Privacy Policy
Last updated: March 2026
1. Who We Are
Pikaboo Enterprises ("we", "us", "our") operates the Pikaboo video calling platform. We provide private, encrypted video calling services to charities and organisations ("Clients") who deploy instances for their teams.
- Entity: Pikaboo Enterprises
- Country: United Kingdom
- Contact: privacy@pikaboo.app
2. What This Policy Covers
This policy explains what personal data we collect, why we collect it, how we store it, and your rights. It applies to all users ("you") of any Pikaboo instance hosted on our infrastructure.
3. Data We Collect
3.1 Data We Store
| Data | Purpose | Storage Location | Retention |
|---|---|---|---|
| Username | Identify authorised users | Upstash Redis (EU) | Until removed by admin |
| TOTP secret | Authenticator-based login | Upstash Redis (EU) | Until admin resets or removes user |
| Session token | Maintain login state | Upstash Redis (EU) | Auto-expires after 30 minutes |
| Last TOTP time step | Prevent code replay attacks | Upstash Redis (EU) | Overwritten on each login |
3.2 Data We Process but Do Not Store
| Data | Purpose | Notes |
|---|---|---|
| IP address | Rate limiting (anti-abuse) | Held in server memory only, never written to disk or database. Cleared when the rate limit window resets (60 seconds) |
| TURN relay traffic | Relay encrypted media when direct connection fails | Handled by Cloudflare. Encrypted packets pass through but cannot be decrypted by us or Cloudflare |
| File transfer metadata | Coordinate peer-to-peer file transfer | File name, size, and SHA-256 hash exchanged between peers via data channel. Never sent to or stored on our server. Discarded when session ends |
3.3 Data We Never Collect
- Email addresses
- Phone numbers
- Passwords
- Real names (unless used as a username)
- Call audio or video content
- Chat message content
- Files transferred between peers (sent directly browser-to-browser, never through our server)

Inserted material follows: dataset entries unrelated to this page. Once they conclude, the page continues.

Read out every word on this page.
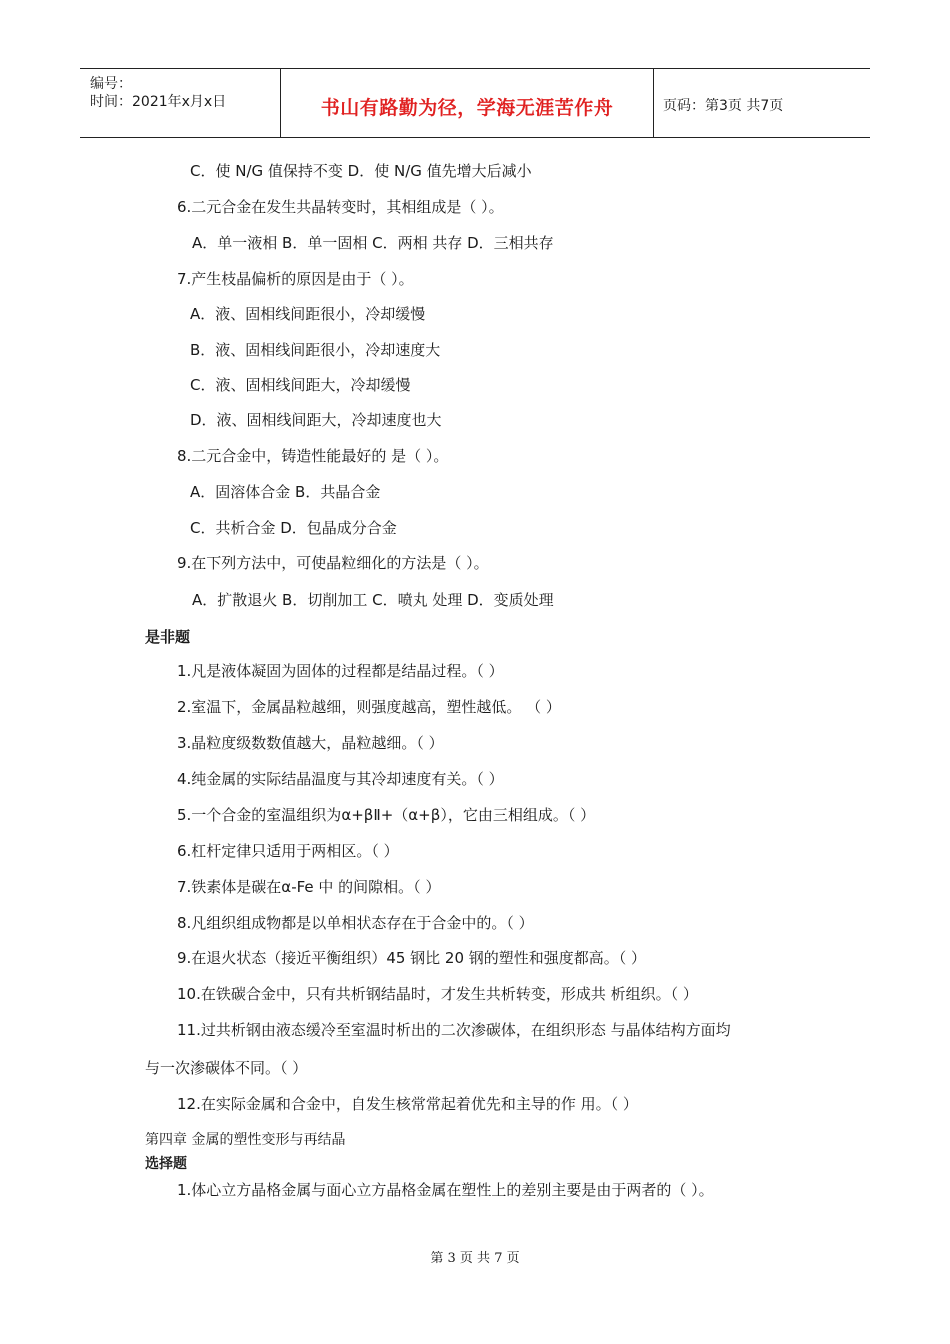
编号：
时间：2021年x月x日	书山有路勤为径，学海无涯苦作舟	页码：第3页 共7页
C．使 N/G 值保持不变 D．使 N/G 值先增大后减小
6.二元合金在发生共晶转变时，其相组成是（ ）。
A．单一液相 B．单一固相 C．两相 共存 D．三相共存
7.产生枝晶偏析的原因是由于（ ）。
A．液、固相线间距很小，冷却缓慢
B．液、固相线间距很小，冷却速度大
C．液、固相线间距大，冷却缓慢
D．液、固相线间距大，冷却速度也大
8.二元合金中，铸造性能最好的 是（ ）。
A．固溶体合金 B．共晶合金
C．共析合金 D．包晶成分合金
9.在下列方法中，可使晶粒细化的方法是（ ）。
A．扩散退火 B．切削加工 C．喷丸 处理 D．变质处理
是非题
1.凡是液体凝固为固体的过程都是结晶过程。（ ）
2.室温下，金属晶粒越细，则强度越高，塑性越低。 （ ）
3.晶粒度级数数值越大，晶粒越细。（ ）
4.纯金属的实际结晶温度与其冷却速度有关。（ ）
5.一个合金的室温组织为α+βⅡ+（α+β），它由三相组成。（ ）
6.杠杆定律只适用于两相区。（ ）
7.铁素体是碳在α-Fe 中 的间隙相。（ ）
8.凡组织组成物都是以单相状态存在于合金中的。（ ）
9.在退火状态（接近平衡组织）45 钢比 20 钢的塑性和强度都高。（ ）
10.在铁碳合金中，只有共析钢结晶时，才发生共析转变，形成共 析组织。（ ）
11.过共析钢由液态缓冷至室温时析出的二次渗碳体，在组织形态 与晶体结构方面均
与一次渗碳体不同。（ ）
12.在实际金属和合金中，自发生核常常起着优先和主导的作 用。（ ）
第四章 金属的塑性变形与再结晶
选择题
1.体心立方晶格金属与面心立方晶格金属在塑性上的差别主要是由于两者的（ ）。
第 3 页 共 7 页
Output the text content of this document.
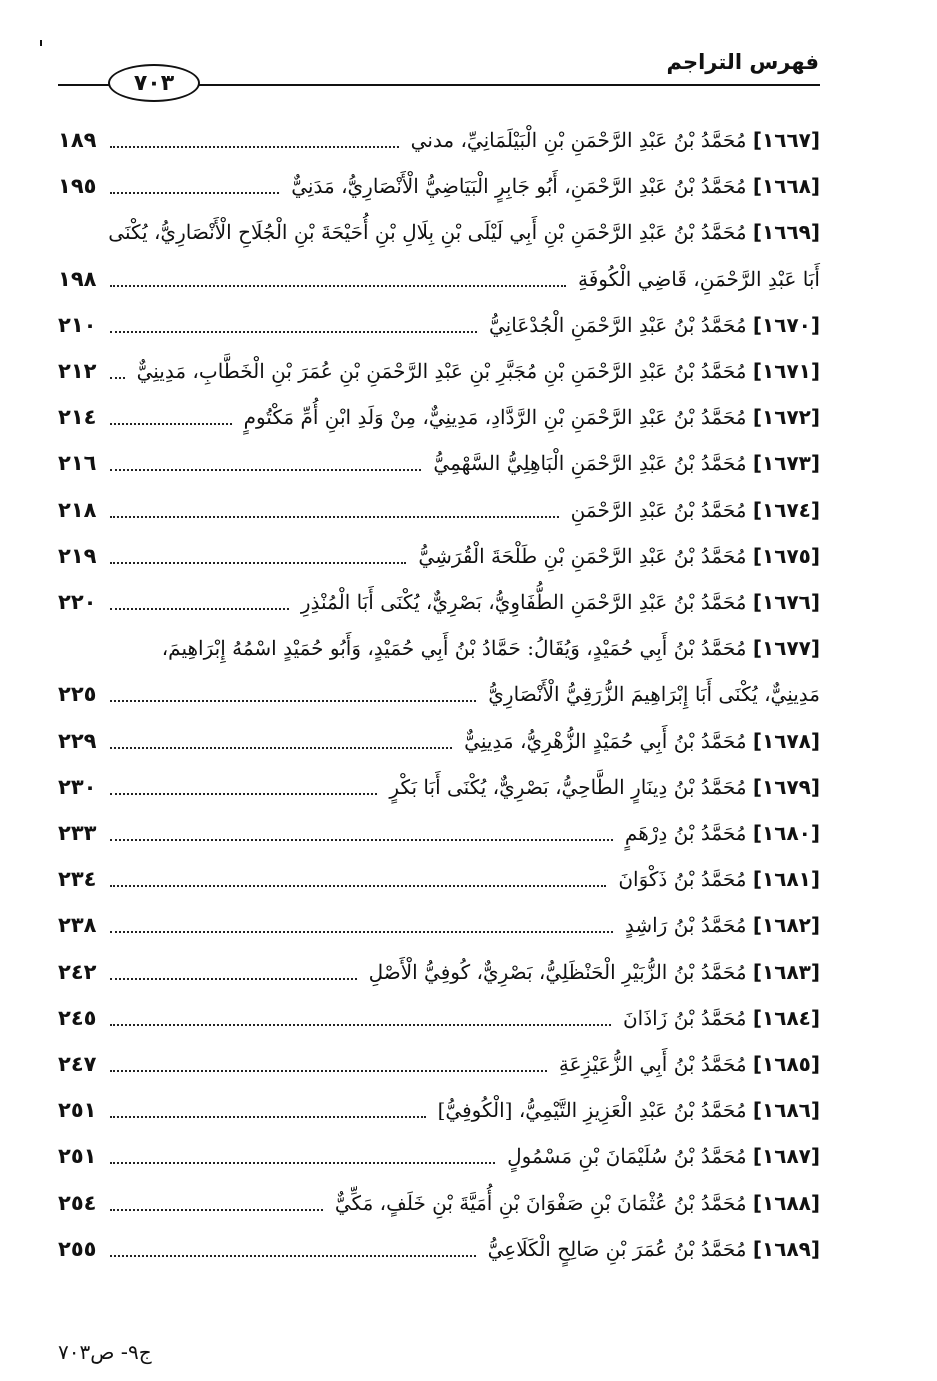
فهرس التراجم
٧٠٣
[١٦٦٧] مُحَمَّدُ بْنُ عَبْدِ الرَّحْمَنِ بْنِ الْبَيْلَمَانِيِّ، مدني
١٨٩
[١٦٦٨] مُحَمَّدُ بْنُ عَبْدِ الرَّحْمَنِ، أَبُو جَابِرٍ الْبَيَاضِيُّ الْأَنْصَارِيُّ، مَدَنِيٌّ
١٩٥
[١٦٦٩] مُحَمَّدُ بْنُ عَبْدِ الرَّحْمَنِ بْنِ أَبِي لَيْلَى بْنِ بِلَالِ بْنِ أُحَيْحَةَ بْنِ الْجُلَاحِ الْأَنْصَارِيُّ، يُكْنَى
أَبَا عَبْدِ الرَّحْمَنِ، قَاضِي الْكُوفَةِ
١٩٨
[١٦٧٠] مُحَمَّدُ بْنُ عَبْدِ الرَّحْمَنِ الْجُدْعَانِيُّ
٢١٠
[١٦٧١] مُحَمَّدُ بْنُ عَبْدِ الرَّحْمَنِ بْنِ مُجَبَّرِ بْنِ عَبْدِ الرَّحْمَنِ بْنِ عُمَرَ بْنِ الْخَطَّابِ، مَدِينِيٌّ
٢١٢
[١٦٧٢] مُحَمَّدُ بْنُ عَبْدِ الرَّحْمَنِ بْنِ الرَّدَّادِ، مَدِينِيٌّ، مِنْ وَلَدِ ابْنِ أُمِّ مَكْتُومٍ
٢١٤
[١٦٧٣] مُحَمَّدُ بْنُ عَبْدِ الرَّحْمَنِ الْبَاهِلِيُّ السَّهْمِيُّ
٢١٦
[١٦٧٤] مُحَمَّدُ بْنُ عَبْدِ الرَّحْمَنِ
٢١٨
[١٦٧٥] مُحَمَّدُ بْنُ عَبْدِ الرَّحْمَنِ بْنِ طَلْحَةَ الْقُرَشِيُّ
٢١٩
[١٦٧٦] مُحَمَّدُ بْنُ عَبْدِ الرَّحْمَنِ الطُّفَاوِيُّ، بَصْرِيٌّ، يُكْنَى أَبَا الْمُنْذِرِ
٢٢٠
[١٦٧٧] مُحَمَّدُ بْنُ أَبِي حُمَيْدٍ، وَيُقَالُ: حَمَّادُ بْنُ أَبِي حُمَيْدٍ، وَأَبُو حُمَيْدٍ اسْمُهُ إِبْرَاهِيمَ،
مَدِينِيٌّ، يُكْنَى أَبَا إِبْرَاهِيمَ الزُّرَقِيُّ الْأَنْصَارِيُّ
٢٢٥
[١٦٧٨] مُحَمَّدُ بْنُ أَبِي حُمَيْدٍ الزُّهْرِيُّ، مَدِينِيٌّ
٢٢٩
[١٦٧٩] مُحَمَّدُ بْنُ دِينَارٍ الطَّاحِيُّ، بَصْرِيٌّ، يُكْنَى أَبَا بَكْرٍ
٢٣٠
[١٦٨٠] مُحَمَّدُ بْنُ دِرْهَمٍ
٢٣٣
[١٦٨١] مُحَمَّدُ بْنُ ذَكْوَانَ
٢٣٤
[١٦٨٢] مُحَمَّدُ بْنُ رَاشِدٍ
٢٣٨
[١٦٨٣] مُحَمَّدُ بْنُ الزُّبَيْرِ الْحَنْظَلِيُّ، بَصْرِيٌّ، كُوفِيُّ الْأَصْلِ
٢٤٢
[١٦٨٤] مُحَمَّدُ بْنُ زَاذَانَ
٢٤٥
[١٦٨٥] مُحَمَّدُ بْنُ أَبِي الزُّعَيْزِعَةِ
٢٤٧
[١٦٨٦] مُحَمَّدُ بْنُ عَبْدِ الْعَزِيزِ التَّيْمِيُّ، [الْكُوفِيُّ]
٢٥١
[١٦٨٧] مُحَمَّدُ بْنُ سُلَيْمَانَ بْنِ مَسْمُولٍ
٢٥١
[١٦٨٨] مُحَمَّدُ بْنُ عُثْمَانَ بْنِ صَفْوَانَ بْنِ أُمَيَّةَ بْنِ خَلَفٍ، مَكِّيٌّ
٢٥٤
[١٦٨٩] مُحَمَّدُ بْنُ عُمَرَ بْنِ صَالِحٍ الْكَلَاعِيُّ
٢٥٥
ج٩- ص٧٠٣
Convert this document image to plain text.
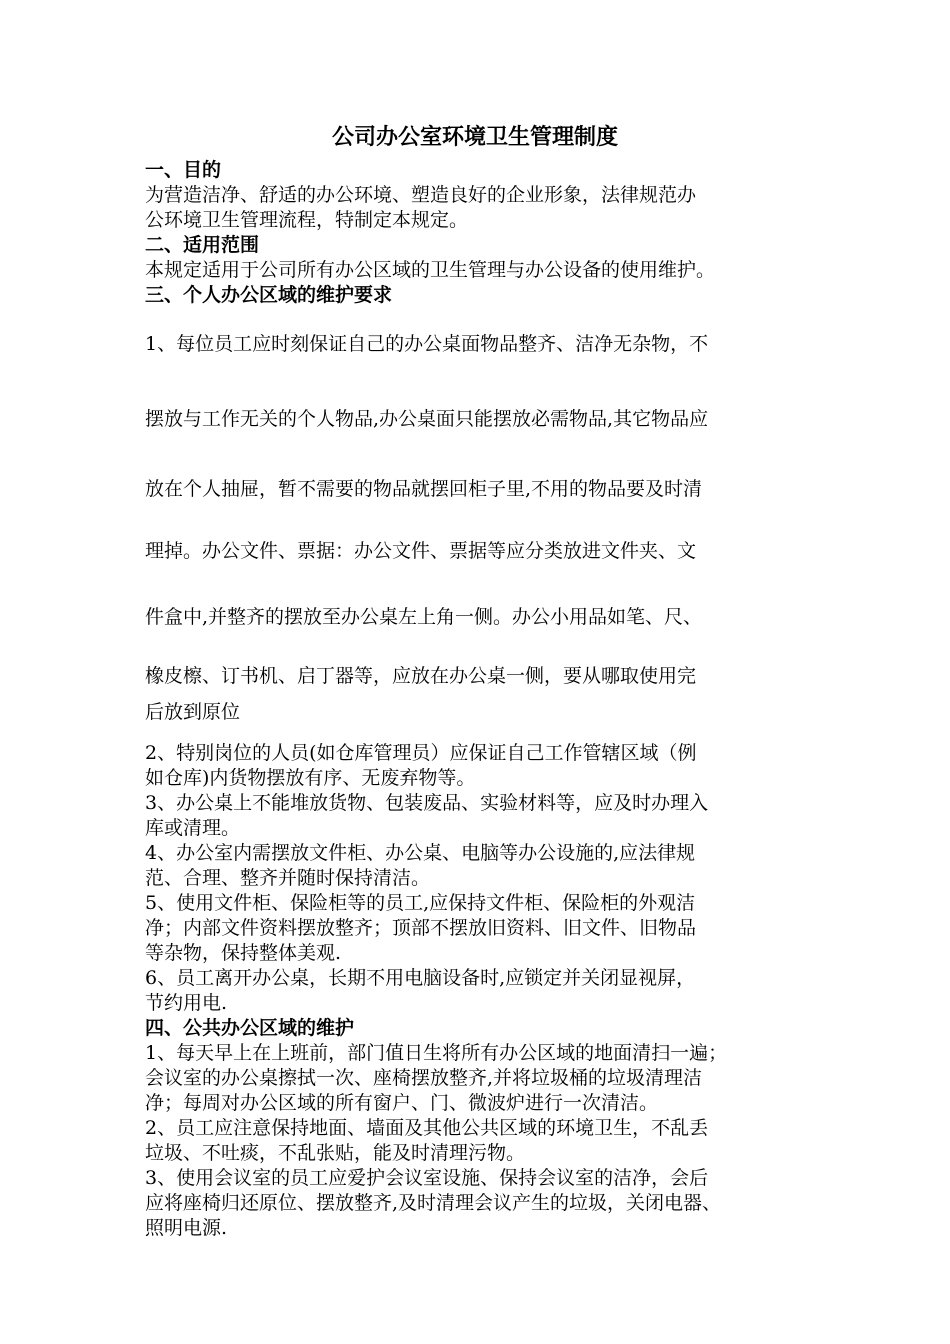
公司办公室环境卫生管理制度
一、目的
为营造洁净、舒适的办公环境、塑造良好的企业形象，法律规范办
公环境卫生管理流程，特制定本规定。
二、适用范围
本规定适用于公司所有办公区域的卫生管理与办公设备的使用维护。
三、个人办公区域的维护要求
1、每位员工应时刻保证自己的办公桌面物品整齐、洁净无杂物，不
摆放与工作无关的个人物品,办公桌面只能摆放必需物品,其它物品应
放在个人抽屉，暂不需要的物品就摆回柜子里,不用的物品要及时清
理掉。办公文件、票据：办公文件、票据等应分类放进文件夹、文
件盒中,并整齐的摆放至办公桌左上角一侧。办公小用品如笔、尺、
橡皮檫、订书机、启丁器等，应放在办公桌一侧，要从哪取使用完
后放到原位
2、特别岗位的人员(如仓库管理员）应保证自己工作管辖区域（例
如仓库)内货物摆放有序、无废弃物等。
3、办公桌上不能堆放货物、包装废品、实验材料等，应及时办理入
库或清理。
4、办公室内需摆放文件柜、办公桌、电脑等办公设施的,应法律规
范、合理、整齐并随时保持清洁。
5、使用文件柜、保险柜等的员工,应保持文件柜、保险柜的外观洁
净；内部文件资料摆放整齐；顶部不摆放旧资料、旧文件、旧物品
等杂物，保持整体美观.
6、员工离开办公桌，长期不用电脑设备时,应锁定并关闭显视屏，
节约用电.
四、公共办公区域的维护
1、每天早上在上班前，部门值日生将所有办公区域的地面清扫一遍；
会议室的办公桌擦拭一次、座椅摆放整齐,并将垃圾桶的垃圾清理洁
净；每周对办公区域的所有窗户、门、微波炉进行一次清洁。
2、员工应注意保持地面、墙面及其他公共区域的环境卫生，不乱丢
垃圾、不吐痰，不乱张贴，能及时清理污物。
3、使用会议室的员工应爱护会议室设施、保持会议室的洁净，会后
应将座椅归还原位、摆放整齐,及时清理会议产生的垃圾，关闭电器、
照明电源.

- Call metadata (who called whom, duration, timestamps)
- Device fingerprints or tracking identifiers
- Cookies (the platform uses no cookies)
- Analytics or telemetry data
4. How Calls Work - Why We Can't Access Your Data
Pikaboo uses WebRTC (Web Real-Time Communication) for all video and audio calls:
- Calls are peer-to-peer - audio and video travel directly between browsers, not through our server.
- All media is encrypted with DTLS-SRTP (Datagram Transport Layer Security / Secure Real-time Transport Protocol). This encryption is handled by the browser and cannot be disabled.
- Our server's only role is signaling - it helps the two browsers find each other. Once the call connects, the server is not involved.
- If a direct connection is not possible (e.g. restrictive firewall), Cloudflare's TURN relay forwards the encrypted packets. Neither we nor Cloudflare can decrypt this traffic.
- Chat messages (Pro/Enterprise tiers) are sent over WebRTC data channels - also peer-to-peer and encrypted. Messages are never sent to or stored on our server.
- Live captions (Enterprise tier) are generated entirely on your device using an on-device speech recognition engine (Sherpa-ONNX). No audio is sent to any external service for transcription. The speech model (~183 MB) is downloaded once from our server and cached in your browser. All processing happens locally - caption data is ephemeral and discarded when the call ends.
- File transfer (Pro/Enterprise tiers) sends files directly between browsers over the same peer-to-peer connection used for calls. Files are encrypted with DTLS and never pass through our server. File transfer is disabled when the connection uses a relay server (TURN), ensuring no third party handles your file data. File metadata (name, size, hash) is exchanged between peers only and is not logged or stored anywhere. All file data is discarded when the session ends.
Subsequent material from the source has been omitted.